Artists truly have it rough: the consistent nagging to create, dictated from a subconscious voice, struggling to balance life's oppression, the existential dread that one's artistic discipline may or may not succeed, plus many, many more circumstances. These stressors have a tendency to pile up, which can either be 1. Easily addressed by peers, family, or friends with an enthusiastic night out or similar fun activity or 2. Shelved into one's mind on a rickety bookcase, destined to creak, crack, and crumble. Each individual artist is or isn't easily susceptible to the latter, but we do not live in a perfect world. Shit happens. However, there is a specific, and horrid, alternative circumstance (let's call it 2a for sake of argument) that can rear its ugly head. That subsection: ignorance and aggression.
I believe every artist, regardless of discipline, must go through a 'coming of age' process. This can either result in a singular event where criticism is received unexpectedly and undesired or a series of consistent failures where no progress is made (think of the official definition of insanity). To tie into the reasoning of 2a, this abrasive intent or attitude is normally the effect of a botched coming of age; where one revolts against the criticizer due to an obscure self-righteous motive or sense of superiority. Thus, the artist continues along this path of resentment with taunts, aggression, and obscene remarks towards fellow artists, be they 'competition' or 'contrived'. In short: bullying.
Now, my dear reader, please do not obscure this practice with constructive criticism. Typically, const. crit. is meant to leave a subjective impression from the reader, for the author; to formulate a pertinent argument, yet still leave the author with a takeaway and a smile. He/she can do whatever they please with said remarks; throw them in the trash, follow them to the T, one's to only speculate. An artist who seeks criticism must entertain all forms of criticism in good faith (in an organized, ethical workshop, presumably). The potentiality of a remark may gouge the flesh at first, thus arousing emotion, however, the scar that forms remains hardy and resilient to future battles. A story cannot become a classic if the author is the only one reading it.
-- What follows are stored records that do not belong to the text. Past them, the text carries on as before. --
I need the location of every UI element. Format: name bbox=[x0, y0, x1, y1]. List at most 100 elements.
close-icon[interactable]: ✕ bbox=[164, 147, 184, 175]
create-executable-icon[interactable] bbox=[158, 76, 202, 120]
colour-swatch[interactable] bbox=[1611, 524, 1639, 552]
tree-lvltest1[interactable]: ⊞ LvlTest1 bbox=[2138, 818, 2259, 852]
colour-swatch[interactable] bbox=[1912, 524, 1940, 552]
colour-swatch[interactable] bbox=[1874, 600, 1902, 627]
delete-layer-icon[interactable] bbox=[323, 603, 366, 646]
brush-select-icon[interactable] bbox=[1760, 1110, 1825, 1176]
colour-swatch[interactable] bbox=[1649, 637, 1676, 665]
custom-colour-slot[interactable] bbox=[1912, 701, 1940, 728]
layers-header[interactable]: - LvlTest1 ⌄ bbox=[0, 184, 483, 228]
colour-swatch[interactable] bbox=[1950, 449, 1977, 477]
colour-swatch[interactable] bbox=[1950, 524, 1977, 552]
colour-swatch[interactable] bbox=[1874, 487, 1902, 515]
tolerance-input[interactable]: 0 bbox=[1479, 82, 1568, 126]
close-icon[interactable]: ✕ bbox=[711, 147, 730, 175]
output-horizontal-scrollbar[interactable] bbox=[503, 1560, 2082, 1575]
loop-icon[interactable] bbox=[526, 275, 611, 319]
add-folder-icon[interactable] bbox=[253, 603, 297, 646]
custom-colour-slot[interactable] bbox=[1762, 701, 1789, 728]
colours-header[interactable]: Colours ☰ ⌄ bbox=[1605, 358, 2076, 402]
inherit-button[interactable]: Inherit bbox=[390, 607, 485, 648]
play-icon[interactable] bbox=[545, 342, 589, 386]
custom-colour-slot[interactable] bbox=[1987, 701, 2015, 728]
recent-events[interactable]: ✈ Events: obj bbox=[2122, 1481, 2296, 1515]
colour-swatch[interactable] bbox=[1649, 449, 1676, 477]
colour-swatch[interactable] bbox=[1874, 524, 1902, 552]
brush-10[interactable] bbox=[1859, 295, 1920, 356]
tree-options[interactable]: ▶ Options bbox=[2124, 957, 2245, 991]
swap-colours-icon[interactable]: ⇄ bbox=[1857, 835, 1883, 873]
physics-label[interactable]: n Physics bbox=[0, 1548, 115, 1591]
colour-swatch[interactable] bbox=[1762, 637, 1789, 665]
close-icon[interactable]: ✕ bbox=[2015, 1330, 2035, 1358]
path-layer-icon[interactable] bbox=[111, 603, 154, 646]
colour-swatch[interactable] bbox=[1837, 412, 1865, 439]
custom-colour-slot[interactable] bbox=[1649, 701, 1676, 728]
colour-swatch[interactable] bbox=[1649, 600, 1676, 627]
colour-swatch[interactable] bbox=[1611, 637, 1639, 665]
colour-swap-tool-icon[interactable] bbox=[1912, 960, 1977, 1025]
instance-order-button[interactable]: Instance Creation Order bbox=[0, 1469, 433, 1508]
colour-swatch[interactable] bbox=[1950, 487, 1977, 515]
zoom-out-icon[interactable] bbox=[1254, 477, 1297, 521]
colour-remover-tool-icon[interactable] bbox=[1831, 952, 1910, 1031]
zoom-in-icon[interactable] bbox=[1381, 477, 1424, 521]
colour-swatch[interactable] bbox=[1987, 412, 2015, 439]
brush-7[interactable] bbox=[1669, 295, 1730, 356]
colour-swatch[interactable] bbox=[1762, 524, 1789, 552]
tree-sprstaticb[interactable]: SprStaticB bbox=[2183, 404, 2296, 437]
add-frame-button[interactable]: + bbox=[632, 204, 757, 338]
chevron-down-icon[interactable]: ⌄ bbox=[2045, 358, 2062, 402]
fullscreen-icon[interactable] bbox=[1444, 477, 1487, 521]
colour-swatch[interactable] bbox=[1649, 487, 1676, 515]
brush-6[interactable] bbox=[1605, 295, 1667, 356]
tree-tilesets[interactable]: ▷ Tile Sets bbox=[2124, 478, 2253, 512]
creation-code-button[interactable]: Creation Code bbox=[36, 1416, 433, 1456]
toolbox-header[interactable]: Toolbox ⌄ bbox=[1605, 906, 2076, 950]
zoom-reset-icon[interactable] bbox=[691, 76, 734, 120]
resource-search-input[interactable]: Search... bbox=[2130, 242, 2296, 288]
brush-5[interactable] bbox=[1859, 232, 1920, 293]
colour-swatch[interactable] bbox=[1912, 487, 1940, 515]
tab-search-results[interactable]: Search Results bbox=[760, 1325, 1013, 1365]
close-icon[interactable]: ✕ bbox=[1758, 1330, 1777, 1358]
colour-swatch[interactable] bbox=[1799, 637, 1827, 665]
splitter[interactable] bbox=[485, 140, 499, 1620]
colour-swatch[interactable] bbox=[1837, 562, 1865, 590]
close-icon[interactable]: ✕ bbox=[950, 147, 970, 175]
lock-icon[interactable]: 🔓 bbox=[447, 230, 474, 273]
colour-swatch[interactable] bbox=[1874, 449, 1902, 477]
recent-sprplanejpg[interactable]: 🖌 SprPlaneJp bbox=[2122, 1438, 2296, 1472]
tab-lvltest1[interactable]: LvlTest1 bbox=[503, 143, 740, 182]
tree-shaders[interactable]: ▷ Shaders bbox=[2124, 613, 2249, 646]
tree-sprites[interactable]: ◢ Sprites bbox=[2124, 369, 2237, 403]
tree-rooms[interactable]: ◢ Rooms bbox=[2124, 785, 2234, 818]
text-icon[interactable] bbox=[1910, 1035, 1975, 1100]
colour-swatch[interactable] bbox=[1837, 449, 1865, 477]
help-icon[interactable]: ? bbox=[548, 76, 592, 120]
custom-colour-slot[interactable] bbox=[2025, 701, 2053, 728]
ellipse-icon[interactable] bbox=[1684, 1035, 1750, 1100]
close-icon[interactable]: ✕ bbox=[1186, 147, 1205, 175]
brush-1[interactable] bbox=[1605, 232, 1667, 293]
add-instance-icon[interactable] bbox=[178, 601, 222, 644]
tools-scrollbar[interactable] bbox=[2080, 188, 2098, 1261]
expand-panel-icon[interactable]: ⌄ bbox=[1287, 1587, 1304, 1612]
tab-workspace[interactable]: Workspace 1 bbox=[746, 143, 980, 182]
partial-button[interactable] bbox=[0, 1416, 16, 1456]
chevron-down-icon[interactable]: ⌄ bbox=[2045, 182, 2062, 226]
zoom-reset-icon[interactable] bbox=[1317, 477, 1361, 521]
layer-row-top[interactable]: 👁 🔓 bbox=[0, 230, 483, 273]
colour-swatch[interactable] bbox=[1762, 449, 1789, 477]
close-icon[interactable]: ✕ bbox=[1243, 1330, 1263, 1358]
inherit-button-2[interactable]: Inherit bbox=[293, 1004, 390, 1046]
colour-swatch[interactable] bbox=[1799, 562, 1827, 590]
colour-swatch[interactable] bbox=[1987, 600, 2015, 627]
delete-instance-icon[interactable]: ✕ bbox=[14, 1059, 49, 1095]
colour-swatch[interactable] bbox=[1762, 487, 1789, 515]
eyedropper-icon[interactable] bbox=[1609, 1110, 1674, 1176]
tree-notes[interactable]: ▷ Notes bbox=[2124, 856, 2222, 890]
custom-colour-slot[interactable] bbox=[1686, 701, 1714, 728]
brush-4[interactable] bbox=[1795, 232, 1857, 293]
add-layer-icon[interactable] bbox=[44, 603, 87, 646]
In closing, I do implore you all to perform a simple Google search on creative writing workshop guidelines. Educate yourself with a perspective that may or may not have been previously introduced to you. Refresh. Indulge. Apply. There is many a harsh word to be said if one is to continue the act of bullying in their contemporary's work, expressed in both parties. For the belligerent: Why not allocate your mental fortitude to improve your art, and not scraping the paint off of others' masterpieces? The end result shall typically end in violence. For the artist: Do your best to ignore the sham of a bully, yet reinforce the vellum of emotion with an impervious card stock.